Growing up is hard work. No, that’s not quite right, maturing is hard work.
Maturing is messy, and painful, and holy, and full of grace, and achy, and ____________________. We come to maturity, or not, in time. Some sooner than later, some later than sooner, some not at all. Some will believe the Gospels and come to know Jesus in a deep way, accepting their Cross, the suffering that is inherent to life and grow in maturity and closer with God.
Growing as a quilter takes just as much work, and digging into the desire to do the work to get better at what you do. Just this afternoon I draped a quilt across the Handi Quilter Moxie and asked a friend if I can actually load this on the frame. There is enough backing and batting to pin the quilt on the frame. I can see progress in the quilt from the hand quilting on the center medallion changed as I quilted. It’ll be fun to finish this quilt after so long a time. There are others added to the longarm queue.
Often I’ll speak of tidying up the sewing studio. Good grief it is a creative mess in there. Partly because as I work things land on the floor and I don’t pick them up right away. Partly because I get thinking and working and doing and get lost in that space. I get lost in the studio in a way I’d love to get lost in prayer. And perhaps because quilting is my work this is where I’m meant to get lost and in prayer I’m meant to be more focused. And yet right now both seem a little off. And that’s okay for perhaps they are because something different is coming along and I’m good with that.
We have company coming next week so there’s a bit of tidying up going on around the house. Which also makes a mess because cleaning is a process not a one and done thing. Just like preparing for Confession, sometimes we focus on one area of our life, and sometimes we’re all over the place, moving to and fro from room to room because when we go look at something and put it in its proper place and see something in that proper place that we must deal with and work on dealing with that and then move over there to put something else in its proper place and then work to….
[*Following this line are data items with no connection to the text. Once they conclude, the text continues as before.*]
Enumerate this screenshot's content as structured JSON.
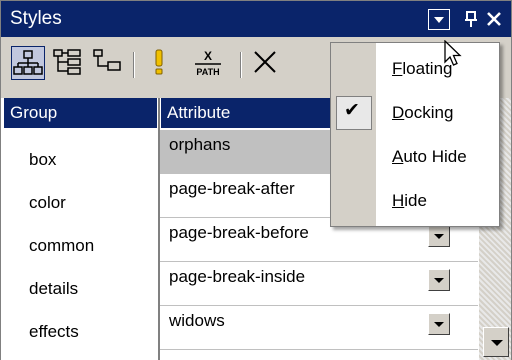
{
  "window": {
    "title": "Styles",
    "title_buttons": [
      "menu-dropdown",
      "pin",
      "close"
    ],
    "pin_glyph": "ᵖ",
    "close_glyph": "✕"
  },
  "toolbar": {
    "tools": [
      {
        "name": "tree-view-icon",
        "active": true
      },
      {
        "name": "expand-icon"
      },
      {
        "name": "collapse-icon"
      },
      {
        "name": "important-icon"
      },
      {
        "name": "xpath-icon",
        "label_top": "X",
        "label_bottom": "PATH"
      },
      {
        "name": "delete-icon"
      }
    ]
  },
  "grid": {
    "headers": {
      "group": "Group",
      "attribute": "Attribute"
    },
    "groups": [
      "box",
      "color",
      "common",
      "details",
      "effects"
    ],
    "attributes": [
      {
        "name": "orphans",
        "selected": true
      },
      {
        "name": "page-break-after"
      },
      {
        "name": "page-break-before"
      },
      {
        "name": "page-break-inside"
      },
      {
        "name": "widows"
      }
    ]
  },
  "menu": {
    "items": [
      {
        "label_underline": "F",
        "label_rest": "loating",
        "checked": false
      },
      {
        "label_underline": "D",
        "label_rest": "ocking",
        "checked": true
      },
      {
        "label_underline": "A",
        "label_rest": "uto Hide",
        "checked": false
      },
      {
        "label_underline": "H",
        "label_rest": "ide",
        "checked": false
      }
    ],
    "check_glyph": "✔"
  },
  "colors": {
    "titlebar": "#0a246a",
    "face": "#d4d0c8",
    "selected_row": "#c0c0c0"
  }
}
While this post feels a bit scattered, as happens in the space between my ears wherein thought processes happen it’s a lot like how we grow in faith and in quilting. Sometimes the path is direct and clear; sometimes the path is all windy and weird and we doubleback and finally end up at our destination with lots of experience that we will fully one day understand how it got us to the destination place. From twenty-four hours early to tidying up the house to quilts needing quilting to the joy of taking the weird and wild path. Oh and examining all of this and finally getting to the realization that some of this is a mystery in need of being enjoyed rather than analyzed.
Also please rejoice with me in a special intention.